If God treats souls according to their impact on humanity, there is a very special place reserved in heaven for John Angle. John has been gone for many years, of course, but to folks in Jefferson City, Mo., he holds a permanent place of honor in their hearts and memories.

John was known to all of us as John the Baptist, a name he selected for himself at some undetermined moment in his life. He was simple-minded, the illiterate son of emancipated slaves, born two days before Christmas in 1875. 

The first time I saw John was in 1950 when I was in high school. The last time I saw him I was a writer for the city newspaper a dozen years later. Both times, he was sitting on the sidewalk in front of a downtown store, purposefully squeezing an ancient and barely functional accordion and humming along with the phrases of some wordless tune.

John was always shabbily but colorfully dressed. His signature costume consisted of a frayed tuxedo jacket and an ancient silk top hat that he wore at a jaunty angle atop a crop of wiry white hair. Several rows of medals were pinned to his jacket along with a number of military campaign ribbons and a faded VFW Buddy Poppy. His entourage included two or more stuffed animals and a mechanical monkey that clapped metal cymbals together when wound up with a key.

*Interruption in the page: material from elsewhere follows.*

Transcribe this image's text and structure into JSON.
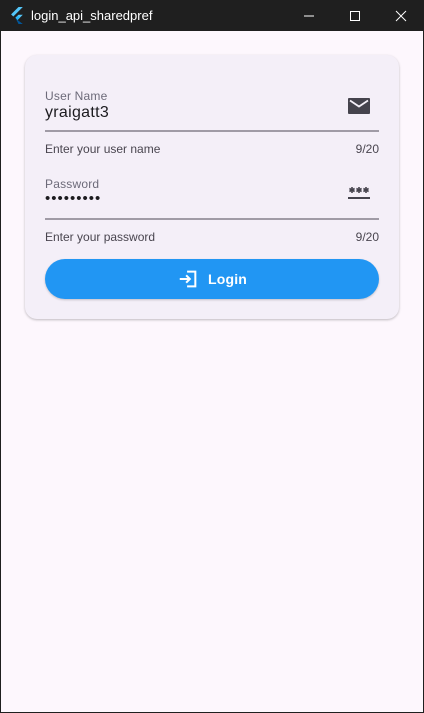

On the sidewalk in front of him was a brass collection plate, an anonymous gift from a local church. John was always grateful for any donation passersby contributed. He never asked for anything, but if shown a handful of change, he would always opt for the pennies rather than the silver.

“Gold money,” he called it.” I like gold money.”

Whenever there was a parade in town, the folks in charge always made sure John was positioned somewhere near the front, often right behind the drum major. John the Baptist was no slouch at strutting his stuff.

He lived with three elderly women on the west side of town. Someone said that one of them was a distant relative, but I never confirmed it. Each morning he gathered his belongings at the bus stop and rode downtown to the corner where he would set up shop. When the stores closed in the evening, he would ride the return bus back home. The bus drivers never charged him a fare.

I left town shortly after the last time I saw John, and never returned. I found a note in the newspaper archives published on his birthday in 1968 inviting readers to send birthday cards to him at a nursing home in a neighboring city.